DEAR ABBY: I have been dating a great guy, "Curtis," for about a year, and I'm happy with everything about our relationship except for one thing. Curtis lives out of town. I live in the same town as his parents. He stays with me many weekends, and when he visits his parents and they ask where he is staying, he lies to them.
I understand that his folks are religious and that they wouldn't approve of his staying over, but Curtis is 25 years old. At this point, shouldn't he be able to choose what he wants to do?
My parents are also traditional in their beliefs, but I have made it clear to Curtis that I was raised to tell the truth, even if it means disappointing someone. His mom and dad have met me. They know this is an enduring relationship. I want him to feel comfortable telling them where he's staying on weekends.
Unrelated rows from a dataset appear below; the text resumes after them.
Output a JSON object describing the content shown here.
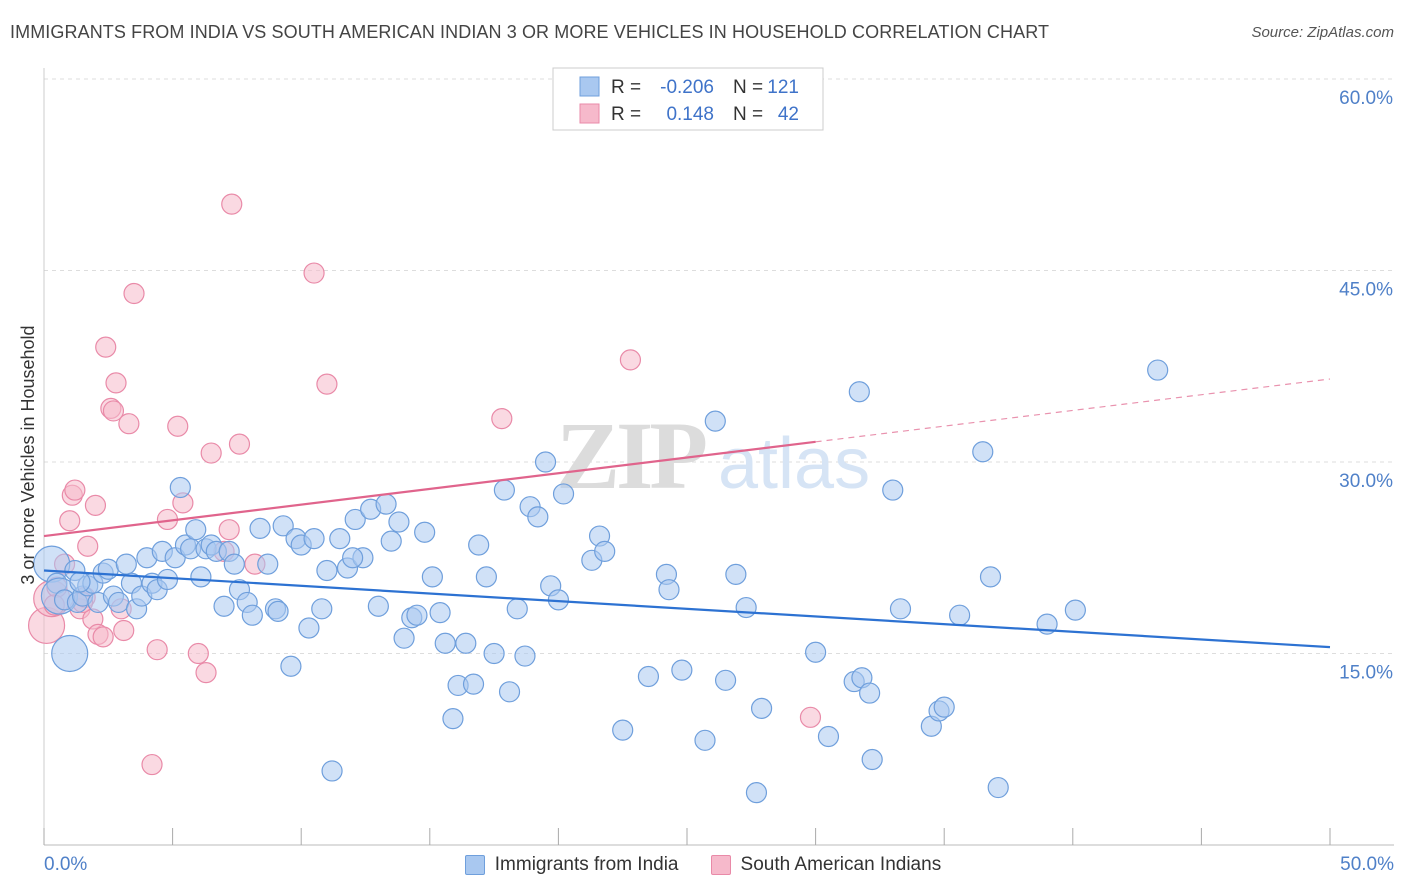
{
  "header": {
    "title": "IMMIGRANTS FROM INDIA VS SOUTH AMERICAN INDIAN 3 OR MORE VEHICLES IN HOUSEHOLD CORRELATION CHART",
    "source": "Source: ZipAtlas.com"
  },
  "watermark": {
    "zip": "ZIP",
    "atlas": "atlas"
  },
  "colors": {
    "blue_fill": "#a9c8f0",
    "blue_stroke": "#6f9fdc",
    "blue_line": "#2d72d2",
    "pink_fill": "#f6b9cb",
    "pink_stroke": "#e98aa8",
    "pink_line": "#e0648c",
    "tick_label": "#4f80c8",
    "grid": "#dddddd"
  },
  "stats_legend": [
    {
      "r_label": "R =",
      "r_value": "-0.206",
      "n_label": "N =",
      "n_value": "121"
    },
    {
      "r_label": "R =",
      "r_value": "0.148",
      "n_label": "N =",
      "n_value": "42"
    }
  ],
  "chart_data": {
    "type": "scatter",
    "title": "IMMIGRANTS FROM INDIA VS SOUTH AMERICAN INDIAN 3 OR MORE VEHICLES IN HOUSEHOLD CORRELATION CHART",
    "xlabel": "",
    "ylabel": "3 or more Vehicles in Household",
    "xlim": [
      0,
      50
    ],
    "ylim": [
      0,
      60
    ],
    "x_tick_labels": [
      "0.0%",
      "50.0%"
    ],
    "y_ticks": [
      15,
      30,
      45,
      60
    ],
    "y_tick_labels": [
      "15.0%",
      "30.0%",
      "45.0%",
      "60.0%"
    ],
    "grid": true,
    "legend_position": "top-center",
    "series": [
      {
        "name": "Immigrants from India",
        "color": "#a9c8f0",
        "trend": {
          "x": [
            0,
            50
          ],
          "y": [
            21.5,
            15.5
          ],
          "dashed_from": null
        },
        "points": [
          [
            0.3,
            22.0
          ],
          [
            0.5,
            20.5
          ],
          [
            0.6,
            19.5
          ],
          [
            0.8,
            19.2
          ],
          [
            1.0,
            15.0
          ],
          [
            1.2,
            21.5
          ],
          [
            1.3,
            19.0
          ],
          [
            1.5,
            19.5
          ],
          [
            1.7,
            20.3
          ],
          [
            1.9,
            20.5
          ],
          [
            2.1,
            19.0
          ],
          [
            2.3,
            21.3
          ],
          [
            2.5,
            21.6
          ],
          [
            2.7,
            19.5
          ],
          [
            2.9,
            19.0
          ],
          [
            3.2,
            22.0
          ],
          [
            3.4,
            20.5
          ],
          [
            3.6,
            18.5
          ],
          [
            3.8,
            19.5
          ],
          [
            4.0,
            22.5
          ],
          [
            4.2,
            20.5
          ],
          [
            4.4,
            20.0
          ],
          [
            4.6,
            23.0
          ],
          [
            4.8,
            20.8
          ],
          [
            5.1,
            22.5
          ],
          [
            5.3,
            28.0
          ],
          [
            5.5,
            23.5
          ],
          [
            5.7,
            23.2
          ],
          [
            5.9,
            24.7
          ],
          [
            6.1,
            21.0
          ],
          [
            6.3,
            23.2
          ],
          [
            6.5,
            23.5
          ],
          [
            6.7,
            23.0
          ],
          [
            7.0,
            18.7
          ],
          [
            7.2,
            23.0
          ],
          [
            7.4,
            22.0
          ],
          [
            7.6,
            20.0
          ],
          [
            7.9,
            19.0
          ],
          [
            8.1,
            18.0
          ],
          [
            8.4,
            24.8
          ],
          [
            8.7,
            22.0
          ],
          [
            9.0,
            18.5
          ],
          [
            9.3,
            25.0
          ],
          [
            9.6,
            14.0
          ],
          [
            9.8,
            24.0
          ],
          [
            10.0,
            23.5
          ],
          [
            10.3,
            17.0
          ],
          [
            10.5,
            24.0
          ],
          [
            10.8,
            18.5
          ],
          [
            11.0,
            21.5
          ],
          [
            11.2,
            5.8
          ],
          [
            11.5,
            24.0
          ],
          [
            11.8,
            21.7
          ],
          [
            12.1,
            25.5
          ],
          [
            12.4,
            22.5
          ],
          [
            12.7,
            26.3
          ],
          [
            13.0,
            18.7
          ],
          [
            13.3,
            26.7
          ],
          [
            13.5,
            23.8
          ],
          [
            13.8,
            25.3
          ],
          [
            14.0,
            16.2
          ],
          [
            14.3,
            17.8
          ],
          [
            14.5,
            18.0
          ],
          [
            14.8,
            24.5
          ],
          [
            15.1,
            21.0
          ],
          [
            15.4,
            18.2
          ],
          [
            15.6,
            15.8
          ],
          [
            15.9,
            9.9
          ],
          [
            16.1,
            12.5
          ],
          [
            16.4,
            15.8
          ],
          [
            16.7,
            12.6
          ],
          [
            16.9,
            23.5
          ],
          [
            17.2,
            21.0
          ],
          [
            17.5,
            15.0
          ],
          [
            17.9,
            27.8
          ],
          [
            18.1,
            12.0
          ],
          [
            18.4,
            18.5
          ],
          [
            18.7,
            14.8
          ],
          [
            18.9,
            26.5
          ],
          [
            19.2,
            25.7
          ],
          [
            19.5,
            30.0
          ],
          [
            19.7,
            20.3
          ],
          [
            20.0,
            19.2
          ],
          [
            20.2,
            27.5
          ],
          [
            21.3,
            22.3
          ],
          [
            21.6,
            24.2
          ],
          [
            21.8,
            23.0
          ],
          [
            22.5,
            9.0
          ],
          [
            23.5,
            13.2
          ],
          [
            24.2,
            21.2
          ],
          [
            24.3,
            20.0
          ],
          [
            24.8,
            13.7
          ],
          [
            25.7,
            8.2
          ],
          [
            26.1,
            33.2
          ],
          [
            26.5,
            12.9
          ],
          [
            26.9,
            21.2
          ],
          [
            27.3,
            18.6
          ],
          [
            27.7,
            4.1
          ],
          [
            27.9,
            10.7
          ],
          [
            30.0,
            15.1
          ],
          [
            30.5,
            8.5
          ],
          [
            31.5,
            12.8
          ],
          [
            31.7,
            35.5
          ],
          [
            31.8,
            13.1
          ],
          [
            32.1,
            11.9
          ],
          [
            32.2,
            6.7
          ],
          [
            33.0,
            27.8
          ],
          [
            33.3,
            18.5
          ],
          [
            34.5,
            9.3
          ],
          [
            34.8,
            10.5
          ],
          [
            35.0,
            10.8
          ],
          [
            35.6,
            18.0
          ],
          [
            36.5,
            30.8
          ],
          [
            36.8,
            21.0
          ],
          [
            37.1,
            4.5
          ],
          [
            39.0,
            17.3
          ],
          [
            40.1,
            18.4
          ],
          [
            43.3,
            37.2
          ],
          [
            1.4,
            20.6
          ],
          [
            12.0,
            22.5
          ],
          [
            9.1,
            18.3
          ]
        ],
        "point_sizes": [
          [
            0,
            "large"
          ],
          [
            4,
            "large"
          ],
          [
            2,
            "large"
          ]
        ]
      },
      {
        "name": "South American Indians",
        "color": "#f6b9cb",
        "trend": {
          "x": [
            0,
            50
          ],
          "y": [
            24.2,
            36.5
          ],
          "dashed_from": 30
        },
        "points": [
          [
            0.1,
            17.2
          ],
          [
            0.3,
            19.3
          ],
          [
            0.5,
            20.2
          ],
          [
            0.8,
            22.0
          ],
          [
            1.0,
            25.4
          ],
          [
            1.1,
            27.4
          ],
          [
            1.2,
            27.8
          ],
          [
            1.4,
            18.5
          ],
          [
            1.6,
            19.4
          ],
          [
            1.7,
            23.4
          ],
          [
            1.9,
            17.7
          ],
          [
            2.0,
            26.6
          ],
          [
            2.1,
            16.5
          ],
          [
            2.3,
            16.3
          ],
          [
            2.4,
            39.0
          ],
          [
            2.6,
            34.2
          ],
          [
            2.7,
            34.0
          ],
          [
            2.8,
            36.2
          ],
          [
            3.0,
            18.5
          ],
          [
            3.1,
            16.8
          ],
          [
            3.3,
            33.0
          ],
          [
            3.5,
            43.2
          ],
          [
            4.2,
            6.3
          ],
          [
            4.4,
            15.3
          ],
          [
            4.8,
            25.5
          ],
          [
            5.2,
            32.8
          ],
          [
            5.4,
            26.8
          ],
          [
            6.0,
            15.0
          ],
          [
            6.3,
            13.5
          ],
          [
            6.5,
            30.7
          ],
          [
            7.0,
            23.0
          ],
          [
            7.2,
            24.7
          ],
          [
            7.3,
            50.2
          ],
          [
            7.6,
            31.4
          ],
          [
            8.2,
            22.0
          ],
          [
            10.5,
            44.8
          ],
          [
            11.0,
            36.1
          ],
          [
            17.8,
            33.4
          ],
          [
            22.8,
            38.0
          ],
          [
            29.8,
            10.0
          ],
          [
            0.4,
            18.8
          ],
          [
            1.5,
            19.0
          ]
        ],
        "point_sizes": [
          [
            0,
            "large"
          ],
          [
            1,
            "large"
          ]
        ]
      }
    ]
  },
  "bottom_legend": [
    {
      "label": "Immigrants from India"
    },
    {
      "label": "South American Indians"
    }
  ]
}
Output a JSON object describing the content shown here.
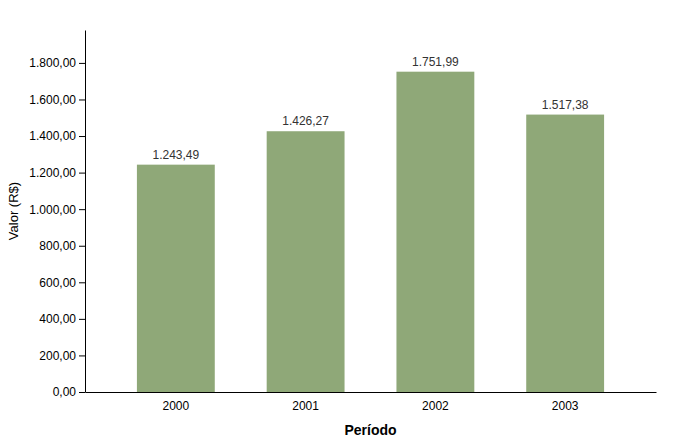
{
  "chart_data": {
    "type": "bar",
    "categories": [
      "2000",
      "2001",
      "2002",
      "2003"
    ],
    "values": [
      1243.49,
      1426.27,
      1751.99,
      1517.38
    ],
    "value_labels": [
      "1.243,49",
      "1.426,27",
      "1.751,99",
      "1.517,38"
    ],
    "data_labels": true,
    "color": "#8FA878",
    "xlabel": "Período",
    "ylabel": "Valor (R$)",
    "ylim": [
      0,
      1980
    ],
    "yticks": [
      {
        "value": 0,
        "label": "0,00"
      },
      {
        "value": 200,
        "label": "200,00"
      },
      {
        "value": 400,
        "label": "400,00"
      },
      {
        "value": 600,
        "label": "600,00"
      },
      {
        "value": 800,
        "label": "800,00"
      },
      {
        "value": 1000,
        "label": "1.000,00"
      },
      {
        "value": 1200,
        "label": "1.200,00"
      },
      {
        "value": 1400,
        "label": "1.400,00"
      },
      {
        "value": 1600,
        "label": "1.600,00"
      },
      {
        "value": 1800,
        "label": "1.800,00"
      }
    ],
    "grid": false
  }
}
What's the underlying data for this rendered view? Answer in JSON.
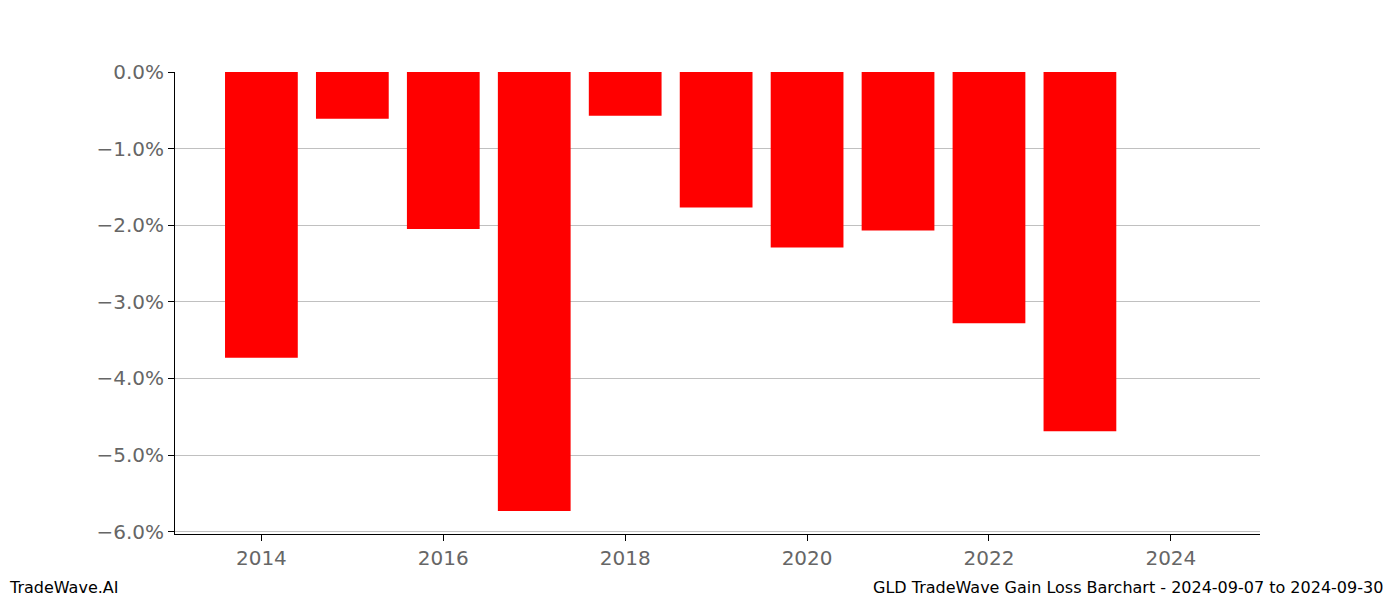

Should I stop worrying about this, or should Curtis be telling his parents the truth? I know he loves me, but I feel like his guilty secret. -- CANADIAN READER
DEAR CANADIAN READER: While I agree that by age 25 Curtis should be man enough to level with his parents about whose pillow he's hitting on weekends, I don't think this is anything to obsess about. His folks may be religious, but they're probably not naive -- and this may be a "game" they have played for years.
Because they have met you and know you have an ongoing relationship, you are not Curtis' guilty secret. The fact that he is sexually active is Curtis' guilty secret, and I don't think you should push him to reveal it until he feels ready.